Using git worktrees to parallelize AI coding
A workflow for delegating tasks to parallel worktree agents using workmux
As a continuation of the earlier post that introduced workmux, here's
a useful pattern for delegating tasks to worktree agents.
The workflow in a nutshell
Step 1: Come up with tasks
The first step is to come up with things to do. The tasks can be anything:
features, bug fixes, improvement ideas or refactoring suggestions etc. As an
example, I'll ask the agent for improvement ideas for a project I happen to be
working on, but you could just as easily use a to-do list file as a source for
the tasks.
I like to occasionally use gemini-3-pro-preview through consult-llm-mcp to
see what Gemini comes up with.
Step 2: Refine the tasks
Gemini came up with a nice list of items to do, but I don't necessarily want to
implement all of them, or they might require some adjustments. The advantage of
a markdown file as an intermediate step, as opposed to just holding the items in
the agent's context, is that you can freely edit it in the editor. However,
either way works, so this step is optional.

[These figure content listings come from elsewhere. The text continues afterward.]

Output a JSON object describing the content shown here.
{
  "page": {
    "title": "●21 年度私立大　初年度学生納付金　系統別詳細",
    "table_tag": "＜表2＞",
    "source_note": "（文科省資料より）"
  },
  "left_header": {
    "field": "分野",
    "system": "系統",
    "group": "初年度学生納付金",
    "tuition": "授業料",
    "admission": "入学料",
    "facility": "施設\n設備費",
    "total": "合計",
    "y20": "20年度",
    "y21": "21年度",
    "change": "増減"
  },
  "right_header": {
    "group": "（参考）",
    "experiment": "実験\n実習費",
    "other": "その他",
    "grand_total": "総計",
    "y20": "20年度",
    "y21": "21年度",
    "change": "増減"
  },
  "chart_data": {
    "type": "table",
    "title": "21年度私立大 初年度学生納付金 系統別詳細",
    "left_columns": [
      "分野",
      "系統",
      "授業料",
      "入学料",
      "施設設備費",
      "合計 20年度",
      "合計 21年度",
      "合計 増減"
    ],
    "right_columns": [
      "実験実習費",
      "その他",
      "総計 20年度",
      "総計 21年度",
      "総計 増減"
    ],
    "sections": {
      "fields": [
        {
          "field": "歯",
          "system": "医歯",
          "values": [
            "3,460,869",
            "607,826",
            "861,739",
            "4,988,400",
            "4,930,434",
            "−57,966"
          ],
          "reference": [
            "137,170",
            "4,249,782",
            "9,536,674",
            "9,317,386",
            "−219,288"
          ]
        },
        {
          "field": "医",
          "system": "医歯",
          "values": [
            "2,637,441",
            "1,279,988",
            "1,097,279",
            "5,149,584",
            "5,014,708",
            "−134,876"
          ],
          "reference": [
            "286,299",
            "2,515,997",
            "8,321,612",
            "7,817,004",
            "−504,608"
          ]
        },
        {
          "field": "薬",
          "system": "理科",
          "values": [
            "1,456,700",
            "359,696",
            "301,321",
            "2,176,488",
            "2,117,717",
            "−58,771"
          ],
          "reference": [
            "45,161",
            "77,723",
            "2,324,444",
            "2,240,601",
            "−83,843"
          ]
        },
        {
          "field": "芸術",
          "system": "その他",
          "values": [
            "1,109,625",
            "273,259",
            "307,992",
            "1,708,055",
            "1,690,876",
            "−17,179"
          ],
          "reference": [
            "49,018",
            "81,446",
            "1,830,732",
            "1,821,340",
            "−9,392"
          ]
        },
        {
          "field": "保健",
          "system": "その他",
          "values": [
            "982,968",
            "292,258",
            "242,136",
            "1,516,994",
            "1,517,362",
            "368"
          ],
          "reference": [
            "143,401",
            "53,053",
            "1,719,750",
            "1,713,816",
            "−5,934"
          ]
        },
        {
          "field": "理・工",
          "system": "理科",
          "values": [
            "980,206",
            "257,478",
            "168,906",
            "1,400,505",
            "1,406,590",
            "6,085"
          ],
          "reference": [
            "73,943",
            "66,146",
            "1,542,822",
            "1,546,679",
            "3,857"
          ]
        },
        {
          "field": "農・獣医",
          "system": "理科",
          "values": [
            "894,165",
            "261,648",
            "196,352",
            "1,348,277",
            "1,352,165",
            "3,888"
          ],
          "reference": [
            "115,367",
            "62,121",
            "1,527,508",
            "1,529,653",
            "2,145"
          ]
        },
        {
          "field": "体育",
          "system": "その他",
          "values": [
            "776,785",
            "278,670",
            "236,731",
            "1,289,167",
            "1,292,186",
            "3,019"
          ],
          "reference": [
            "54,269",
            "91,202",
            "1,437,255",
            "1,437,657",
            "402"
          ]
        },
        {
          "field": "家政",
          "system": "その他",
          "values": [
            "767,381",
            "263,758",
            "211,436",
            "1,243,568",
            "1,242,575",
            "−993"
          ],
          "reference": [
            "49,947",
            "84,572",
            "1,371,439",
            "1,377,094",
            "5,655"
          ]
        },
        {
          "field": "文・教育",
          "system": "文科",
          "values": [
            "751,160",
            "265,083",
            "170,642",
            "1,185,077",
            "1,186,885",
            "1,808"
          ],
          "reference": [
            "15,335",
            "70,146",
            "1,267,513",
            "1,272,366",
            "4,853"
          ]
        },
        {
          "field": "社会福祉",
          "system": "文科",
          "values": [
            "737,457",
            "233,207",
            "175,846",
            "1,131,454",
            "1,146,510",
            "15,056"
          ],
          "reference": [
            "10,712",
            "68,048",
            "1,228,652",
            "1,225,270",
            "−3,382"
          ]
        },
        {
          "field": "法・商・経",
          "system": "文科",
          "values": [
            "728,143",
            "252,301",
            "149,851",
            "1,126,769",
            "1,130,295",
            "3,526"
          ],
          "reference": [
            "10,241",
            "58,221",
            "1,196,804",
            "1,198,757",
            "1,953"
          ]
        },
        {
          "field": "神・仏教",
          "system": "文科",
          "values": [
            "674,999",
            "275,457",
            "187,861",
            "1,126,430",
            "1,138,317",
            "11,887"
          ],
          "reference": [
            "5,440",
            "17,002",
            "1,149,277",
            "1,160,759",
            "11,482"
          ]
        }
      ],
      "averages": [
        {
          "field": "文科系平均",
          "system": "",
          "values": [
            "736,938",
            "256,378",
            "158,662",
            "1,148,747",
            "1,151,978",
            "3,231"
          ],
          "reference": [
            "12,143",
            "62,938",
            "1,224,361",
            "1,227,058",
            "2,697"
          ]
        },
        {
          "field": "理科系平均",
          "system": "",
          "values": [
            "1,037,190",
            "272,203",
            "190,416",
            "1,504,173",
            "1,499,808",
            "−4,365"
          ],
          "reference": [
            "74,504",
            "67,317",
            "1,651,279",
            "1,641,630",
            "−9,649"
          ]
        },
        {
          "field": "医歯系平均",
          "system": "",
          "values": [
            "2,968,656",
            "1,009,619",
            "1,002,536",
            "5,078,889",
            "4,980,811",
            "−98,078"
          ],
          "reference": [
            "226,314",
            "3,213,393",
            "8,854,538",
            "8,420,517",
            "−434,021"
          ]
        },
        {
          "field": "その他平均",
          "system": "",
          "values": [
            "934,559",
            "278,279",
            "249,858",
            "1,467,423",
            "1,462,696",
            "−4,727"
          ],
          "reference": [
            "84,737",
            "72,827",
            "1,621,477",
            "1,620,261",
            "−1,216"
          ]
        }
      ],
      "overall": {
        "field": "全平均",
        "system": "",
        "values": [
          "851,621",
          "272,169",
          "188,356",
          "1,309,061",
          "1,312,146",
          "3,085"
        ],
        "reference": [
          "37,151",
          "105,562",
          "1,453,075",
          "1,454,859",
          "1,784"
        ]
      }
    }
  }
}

Step 3: Delegate to an agent in a worktree
As mentioned in the introductory post, the advantage of worktrees in
agent parallelization is that the changes done won't conflict with other agents.
Agents will only see type errors, test failures, or lint issues caused by their
own changes, and reviewing their work is also much easier.
In the Telegram bot, I want to implement this feature of allowing the user to
edit the draft listing using natural language. For example, "Set price to 80€".
(What a great idea I hadn't considered. This avoids the need to build a separate
bot slash command for every conceivable action.)
Instructing the agent to create a worktree for a task with workmux requires some
prompt glue, so I have a custom command that makes worktree
creation easy.
This command instructs the agent to create a new worktree with workmux, passing
the referenced task as a prompt to the agent that starts within the created
worktree and its tmux window.
workmux add natural-language-edit -b -P /tmp/tmp.xxx.md creates a worktree and
tmux window named natural-language-edit. The -b flag runs it in the
background (stays in current window), and -P passes the temp file as a prompt
to the agent.

Because every worktree has its own tmux window with the agent process running,
you can interact with the agent as needed, or start reviewing the changes as
they come in.

Step 4: Review changes and merge
Once an agent finishes, you can switch to its window and review the changes like
you normally would with git diff or other tools. I usually skim the diff in
Neovim and request changes as needed. For the natural language editing feature,
it's useful to also run the dev server in another pane to test the changes
manually.
You may have noticed the /worktree command asks agents to review the changes
before finishing. I find it extremely useful to do a round of review with AI,
and especially Gemini, before looking at the diff myself.

When happy with the changes, you can run workmux merge --rebase which rebases
on main, merges and cleans up the worktree. Note that if there are conflicts
from other merged branches, the worktree's agent can usually resolve them (see
earlier post).
With this workflow, I can start a few agents, do something else, and come back
to a queue of diffs ready for review.